The 66-year-old, who lives in Norbreck, has been knitting for six decades, creating a range of useful items to donate to charitable organisations across Blackpool the North West and even further afield to Africa and Russia.
The keen knitter’s charity started when she made 53 beanie hats for the Seaman’s Mission in Scotland to give to foreign seamen who aren’t dressed warm enough for the climate.
From there she went on to create ‘angel baskets’ and tiny cribs for parents of stillborn or miscarried babies to place their tiny children in.
Mrs Cooke said:“I must have made hundreds of things, and used thousands of balls of wool.
“I like to know that children won’t go without, it’s always nice to do things for children. My favourite to do are the cribs for stillborn babies, for people who are having such a hard time, I like the idea of a mum knowing they have something pretty for their child.”
Items have been sent all over the world too, including blankets for ‘fish and chip shop babies’ who were being sent home from hospitals in South Africa wrapped in paper due to a lack of garments.
Also sent to Africa were jumpers to keep street children warm at night in Kenya, and toys and comforters for orphans in Uganda.
And 10 children from Chernobyl who visited Blackpool were sent home wearing their own brand new clothes, made by Mrs Cooke.
She added: “It does not take much to bring comfort to someone saddened by events. The best thing we can do is to be kind in even a small way.”
Knitting has also been a good thing for Mrs Cooke too, being therapeutic for her, having spent hours knitting at Royal Preston Hospital while waiting for her husband Barry, 82, to have radiotherapy for prostate cancer.

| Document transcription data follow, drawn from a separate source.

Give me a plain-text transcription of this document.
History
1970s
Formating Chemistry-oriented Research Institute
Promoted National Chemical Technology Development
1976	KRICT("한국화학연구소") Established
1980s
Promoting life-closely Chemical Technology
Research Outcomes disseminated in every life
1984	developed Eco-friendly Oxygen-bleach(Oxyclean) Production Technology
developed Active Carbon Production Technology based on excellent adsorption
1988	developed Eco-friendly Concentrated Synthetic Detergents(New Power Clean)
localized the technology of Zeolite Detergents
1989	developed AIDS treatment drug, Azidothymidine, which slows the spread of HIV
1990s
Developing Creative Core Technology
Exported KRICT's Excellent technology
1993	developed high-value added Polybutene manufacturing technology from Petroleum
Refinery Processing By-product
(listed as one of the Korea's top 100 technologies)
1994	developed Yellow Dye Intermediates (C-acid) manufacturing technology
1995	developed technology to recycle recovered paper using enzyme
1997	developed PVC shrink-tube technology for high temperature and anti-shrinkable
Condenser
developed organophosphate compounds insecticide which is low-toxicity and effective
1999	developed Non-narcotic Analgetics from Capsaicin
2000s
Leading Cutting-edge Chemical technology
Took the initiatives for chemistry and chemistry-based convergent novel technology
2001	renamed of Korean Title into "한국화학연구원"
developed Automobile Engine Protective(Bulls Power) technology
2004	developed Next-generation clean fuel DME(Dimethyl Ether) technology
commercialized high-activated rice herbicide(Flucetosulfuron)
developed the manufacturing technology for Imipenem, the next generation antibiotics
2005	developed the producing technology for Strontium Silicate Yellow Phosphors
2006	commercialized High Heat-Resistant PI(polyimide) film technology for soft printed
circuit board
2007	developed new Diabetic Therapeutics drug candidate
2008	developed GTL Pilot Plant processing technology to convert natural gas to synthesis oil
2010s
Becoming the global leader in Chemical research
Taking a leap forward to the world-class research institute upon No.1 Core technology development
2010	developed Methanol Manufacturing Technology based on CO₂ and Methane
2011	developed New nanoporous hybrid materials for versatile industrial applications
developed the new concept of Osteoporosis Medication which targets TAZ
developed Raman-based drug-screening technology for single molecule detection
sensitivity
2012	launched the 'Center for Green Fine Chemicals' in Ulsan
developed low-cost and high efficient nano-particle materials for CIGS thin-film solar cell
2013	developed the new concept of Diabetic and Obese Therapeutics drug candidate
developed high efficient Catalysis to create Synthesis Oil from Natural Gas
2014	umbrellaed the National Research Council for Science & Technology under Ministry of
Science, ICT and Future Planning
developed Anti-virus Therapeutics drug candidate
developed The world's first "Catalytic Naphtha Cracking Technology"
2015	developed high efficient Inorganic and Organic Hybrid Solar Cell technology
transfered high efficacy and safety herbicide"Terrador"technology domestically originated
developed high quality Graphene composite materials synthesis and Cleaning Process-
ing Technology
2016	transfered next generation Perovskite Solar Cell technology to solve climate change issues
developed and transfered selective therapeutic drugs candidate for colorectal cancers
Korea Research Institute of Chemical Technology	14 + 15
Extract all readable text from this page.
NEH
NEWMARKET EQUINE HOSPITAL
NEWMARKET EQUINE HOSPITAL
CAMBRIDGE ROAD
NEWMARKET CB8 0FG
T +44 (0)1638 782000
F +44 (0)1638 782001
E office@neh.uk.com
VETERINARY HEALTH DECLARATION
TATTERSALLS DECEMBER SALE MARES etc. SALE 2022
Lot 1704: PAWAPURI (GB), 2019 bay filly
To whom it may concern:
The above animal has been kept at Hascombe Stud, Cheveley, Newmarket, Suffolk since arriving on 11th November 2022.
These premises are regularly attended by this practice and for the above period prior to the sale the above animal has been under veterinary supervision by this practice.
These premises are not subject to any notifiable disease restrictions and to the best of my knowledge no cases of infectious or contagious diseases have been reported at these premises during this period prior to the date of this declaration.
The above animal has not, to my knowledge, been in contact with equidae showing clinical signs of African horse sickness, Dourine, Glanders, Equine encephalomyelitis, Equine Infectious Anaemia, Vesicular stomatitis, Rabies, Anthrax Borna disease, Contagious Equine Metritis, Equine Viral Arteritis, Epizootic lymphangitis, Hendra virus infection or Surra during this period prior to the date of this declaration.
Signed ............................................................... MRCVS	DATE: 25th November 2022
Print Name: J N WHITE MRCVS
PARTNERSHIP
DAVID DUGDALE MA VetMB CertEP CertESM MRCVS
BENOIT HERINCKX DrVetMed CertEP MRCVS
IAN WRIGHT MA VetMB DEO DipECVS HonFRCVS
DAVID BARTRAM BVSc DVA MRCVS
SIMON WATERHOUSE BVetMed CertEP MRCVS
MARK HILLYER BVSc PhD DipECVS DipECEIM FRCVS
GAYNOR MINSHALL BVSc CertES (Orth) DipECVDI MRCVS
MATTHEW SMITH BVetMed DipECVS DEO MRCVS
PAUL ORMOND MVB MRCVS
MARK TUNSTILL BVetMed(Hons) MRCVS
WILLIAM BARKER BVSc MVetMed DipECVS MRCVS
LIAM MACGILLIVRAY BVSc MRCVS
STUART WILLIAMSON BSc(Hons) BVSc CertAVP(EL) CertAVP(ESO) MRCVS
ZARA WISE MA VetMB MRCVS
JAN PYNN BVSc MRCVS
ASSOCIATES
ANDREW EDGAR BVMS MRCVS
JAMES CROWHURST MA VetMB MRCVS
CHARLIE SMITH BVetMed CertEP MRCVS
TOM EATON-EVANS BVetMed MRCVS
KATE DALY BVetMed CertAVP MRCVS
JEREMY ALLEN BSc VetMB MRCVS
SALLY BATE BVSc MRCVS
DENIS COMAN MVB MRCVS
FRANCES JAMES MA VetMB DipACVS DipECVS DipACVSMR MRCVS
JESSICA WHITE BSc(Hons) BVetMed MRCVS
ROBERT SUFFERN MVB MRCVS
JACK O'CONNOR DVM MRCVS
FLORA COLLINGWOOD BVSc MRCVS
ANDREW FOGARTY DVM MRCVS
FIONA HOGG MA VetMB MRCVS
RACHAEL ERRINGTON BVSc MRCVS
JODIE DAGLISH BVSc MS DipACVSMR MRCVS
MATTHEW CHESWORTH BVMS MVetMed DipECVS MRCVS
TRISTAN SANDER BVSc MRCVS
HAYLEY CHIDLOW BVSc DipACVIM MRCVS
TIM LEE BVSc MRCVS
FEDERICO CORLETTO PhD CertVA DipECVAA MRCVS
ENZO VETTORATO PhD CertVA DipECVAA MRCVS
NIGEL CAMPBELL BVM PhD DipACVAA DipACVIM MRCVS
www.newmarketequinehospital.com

Her passion for knitting saw her develop a ‘knit and natter’ group in Leyland too, close to where she worked at a Job Centre before retiring, as well as nominated by her colleagues to attend a garden party at Buckingham Palace for her charitable creations.
Mrs Cooke’s love of knitting started as an 11-year-old, when she went to live with her grandmother Edith after her mother died.
She said: “She took on this stroppy child and taught me to knit. I have never lost my passion for it, that my beloved grandmother gave to me.
“When I went to the Queen’s garden party I thought I hope she’s looking down, that was where knitting got me.”